Ebook distributor PublishDrive has moved its business model from taking a 10% slice of royalties to four-tier subscription pricing that’s clearly aimed at positioning the firm at the high end of the market.
The company introduced the option of paying a monthly flat rate of $100 a month in October 2018 with authors keeping 100% of their net receipts from retailers, but at the time it still offered the choice of a 10% royalty payment. PD said it attracted a record 700 authors as new customers in the month after introducing its $100 option.
The flat-fee subscription is likely to have attracted more experienced authors with a backlist of ebooks earning over $1,000 a month, which is the point at which it paid to pick the $100 fee choice rather than pay 10% on each sale.

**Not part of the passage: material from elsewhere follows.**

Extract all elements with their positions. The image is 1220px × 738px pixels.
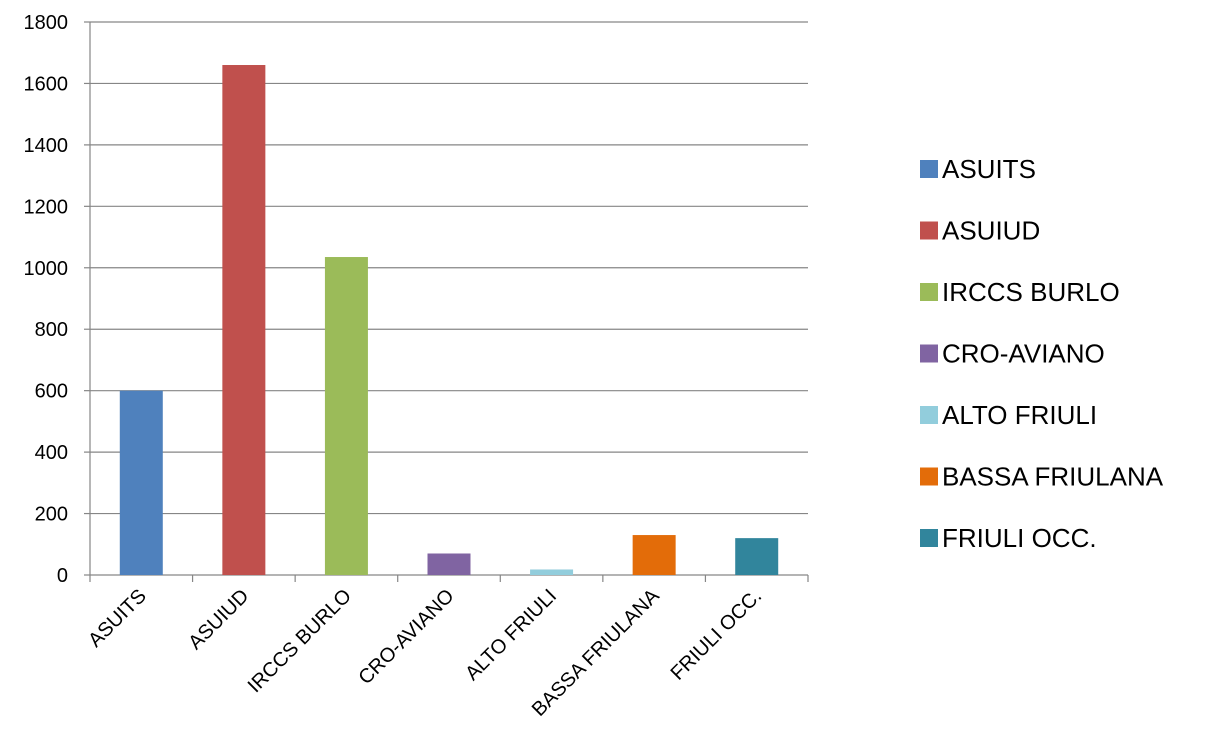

Now PublishDrive has axed the royalty-share option for new customers and is featuring four levels of flat-rate pricing with authors keeping 100% of net royalties.
However, customers who already have royalty-share accounts can continue on that basis or move to a subscription. Once you move to a subscription you can’t go back to royalty-share.
The new subscription options are:
- Free: This is for one title only, so is largely useless to most self-publishing authors.
- Standard: $19.99 for up to five titles.
- Pro: $99.99 for up to 50 titles.
- Publisher: For indie publishers and pro authors, unlimited titles. However, you have to ask for a quote for this service, so it’s difficult to say just what price you could be looking at here.
I would imagine the first two pricing options are largely irrelevant to most self-publishing authors and the 50-title cap on the Pro tier is going to be unattractive to many of the more prolific indie publishers.
It really looks like PublishDrive has moved to focus on the top end of the self-publishing market and has realised it needed to raise its $100 flat fee which was probably looking like a bargain to some publishers.
Whether it’s for you is a matter that only you and your spreadsheet can figure out and only then after getting an individual quote, which also begs the question of whether everyone with similar numbers of titles and/or sales will be getting comparable deals. If the pricing suits your particular publishing business then it could be a great move.